Herbst hatte den Eindruck, durch seine rechte Hand gucken zu können, sie bekam etwas erschreckend Transparentes. Immer wieder sah er diese Hand an. Dann – oder deshalb – ging es auch mit der linken los, was besonders irritierte, weil er die Hände zum Tippen so brauchte. Wobei Cordes, der endlich heil in der Schönhauser Wohnung angekommen war und schlaflos im Bett lag, nicht umhin kam, sich zu fragen (mußte), weshalb ich ü b e r h a u p t tippe. Ich meine, ich bin… gut: war Programmierer, also in Beelitz. Was ich hier war, davon hat Cordes ja noch kein Wort erzählt.
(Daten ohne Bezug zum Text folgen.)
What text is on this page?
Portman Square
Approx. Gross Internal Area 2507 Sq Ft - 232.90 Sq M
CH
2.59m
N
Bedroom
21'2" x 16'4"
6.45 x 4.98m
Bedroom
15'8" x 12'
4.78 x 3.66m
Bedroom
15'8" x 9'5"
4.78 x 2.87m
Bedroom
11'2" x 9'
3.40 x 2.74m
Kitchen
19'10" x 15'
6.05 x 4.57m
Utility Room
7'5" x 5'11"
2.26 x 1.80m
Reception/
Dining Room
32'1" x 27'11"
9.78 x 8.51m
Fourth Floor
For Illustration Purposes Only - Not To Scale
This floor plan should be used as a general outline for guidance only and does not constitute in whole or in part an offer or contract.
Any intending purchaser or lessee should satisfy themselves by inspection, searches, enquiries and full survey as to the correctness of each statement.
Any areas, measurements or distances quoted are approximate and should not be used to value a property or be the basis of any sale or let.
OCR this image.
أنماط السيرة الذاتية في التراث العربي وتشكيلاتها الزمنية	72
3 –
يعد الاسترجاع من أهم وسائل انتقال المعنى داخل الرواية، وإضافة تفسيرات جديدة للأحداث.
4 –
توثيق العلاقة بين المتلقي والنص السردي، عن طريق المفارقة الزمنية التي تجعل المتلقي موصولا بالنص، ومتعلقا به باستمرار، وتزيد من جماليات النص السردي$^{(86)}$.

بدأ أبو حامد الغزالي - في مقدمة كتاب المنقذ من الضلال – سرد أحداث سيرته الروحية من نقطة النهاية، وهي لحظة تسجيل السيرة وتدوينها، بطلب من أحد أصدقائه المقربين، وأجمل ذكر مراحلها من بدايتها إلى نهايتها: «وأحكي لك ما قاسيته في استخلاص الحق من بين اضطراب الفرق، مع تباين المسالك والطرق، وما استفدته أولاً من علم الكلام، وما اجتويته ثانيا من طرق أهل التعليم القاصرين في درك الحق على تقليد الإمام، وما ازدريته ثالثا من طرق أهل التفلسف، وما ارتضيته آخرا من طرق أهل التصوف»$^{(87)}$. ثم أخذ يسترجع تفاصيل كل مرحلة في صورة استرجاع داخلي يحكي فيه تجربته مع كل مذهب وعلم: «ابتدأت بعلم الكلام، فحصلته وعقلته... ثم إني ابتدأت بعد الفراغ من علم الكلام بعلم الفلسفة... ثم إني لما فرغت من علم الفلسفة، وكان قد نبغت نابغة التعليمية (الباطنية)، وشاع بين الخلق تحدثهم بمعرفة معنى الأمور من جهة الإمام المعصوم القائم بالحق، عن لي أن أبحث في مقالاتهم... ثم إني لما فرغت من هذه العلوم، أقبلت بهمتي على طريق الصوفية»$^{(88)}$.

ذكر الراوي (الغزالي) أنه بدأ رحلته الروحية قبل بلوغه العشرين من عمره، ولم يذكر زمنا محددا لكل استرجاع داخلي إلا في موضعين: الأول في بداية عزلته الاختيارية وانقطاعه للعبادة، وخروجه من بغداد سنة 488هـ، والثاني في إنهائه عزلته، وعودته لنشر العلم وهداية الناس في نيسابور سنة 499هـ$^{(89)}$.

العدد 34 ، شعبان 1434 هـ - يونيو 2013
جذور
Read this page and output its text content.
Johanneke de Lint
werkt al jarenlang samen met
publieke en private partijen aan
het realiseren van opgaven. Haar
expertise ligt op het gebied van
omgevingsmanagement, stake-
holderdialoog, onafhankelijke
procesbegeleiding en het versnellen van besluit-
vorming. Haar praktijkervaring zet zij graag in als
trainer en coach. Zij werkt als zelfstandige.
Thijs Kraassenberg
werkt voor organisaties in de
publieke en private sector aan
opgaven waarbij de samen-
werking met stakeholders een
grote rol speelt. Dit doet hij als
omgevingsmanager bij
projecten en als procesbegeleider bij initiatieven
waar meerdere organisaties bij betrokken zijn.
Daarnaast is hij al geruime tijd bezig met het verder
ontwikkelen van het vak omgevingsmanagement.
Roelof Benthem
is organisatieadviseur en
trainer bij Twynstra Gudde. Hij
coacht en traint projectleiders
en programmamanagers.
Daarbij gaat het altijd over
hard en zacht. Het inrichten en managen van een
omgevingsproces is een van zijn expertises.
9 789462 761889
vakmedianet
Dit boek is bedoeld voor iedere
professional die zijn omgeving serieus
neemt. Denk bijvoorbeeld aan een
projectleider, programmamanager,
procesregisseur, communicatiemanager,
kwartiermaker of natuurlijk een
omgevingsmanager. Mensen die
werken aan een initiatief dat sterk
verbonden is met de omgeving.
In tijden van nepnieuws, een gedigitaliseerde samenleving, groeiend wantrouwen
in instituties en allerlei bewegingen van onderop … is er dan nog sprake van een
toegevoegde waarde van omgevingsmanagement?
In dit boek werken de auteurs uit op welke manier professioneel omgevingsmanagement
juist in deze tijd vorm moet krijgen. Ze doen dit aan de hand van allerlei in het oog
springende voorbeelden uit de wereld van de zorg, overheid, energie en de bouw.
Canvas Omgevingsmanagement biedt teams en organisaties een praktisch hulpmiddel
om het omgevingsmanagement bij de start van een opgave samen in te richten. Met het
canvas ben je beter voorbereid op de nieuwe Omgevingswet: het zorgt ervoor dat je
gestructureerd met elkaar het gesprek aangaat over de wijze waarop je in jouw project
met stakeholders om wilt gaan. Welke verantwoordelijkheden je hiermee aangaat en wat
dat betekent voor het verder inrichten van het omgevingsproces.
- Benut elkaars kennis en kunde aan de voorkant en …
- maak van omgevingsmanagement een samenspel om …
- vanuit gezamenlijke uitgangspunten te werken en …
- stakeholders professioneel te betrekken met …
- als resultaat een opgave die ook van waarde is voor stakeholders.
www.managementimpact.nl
Auch ich muß mir mein Leben verdienen, ob nun in Garrafff, Anderswelt oder Welt, das ist wurscht. Autoren machen es sich in dieser Hinsicht immer etwas einfach. Seit der bürgerliche Roman zerbrochen ist, kann man nicht mehr von Erbschaften schreiben, die sich aufzehren lassen, aristokratische Modelle greifen insgesamt nicht, aber die Alternative, sagen wir VERKÄUFER SCHREIBEN ÜBER VERKÄUFER (jaja, „Literatur der Arbeitswelt“, das hat’s mal gegeben… wie schreibt so präzis Hella Streicher?: „Bà!“)… nein, das k a n n es einfach nicht sein.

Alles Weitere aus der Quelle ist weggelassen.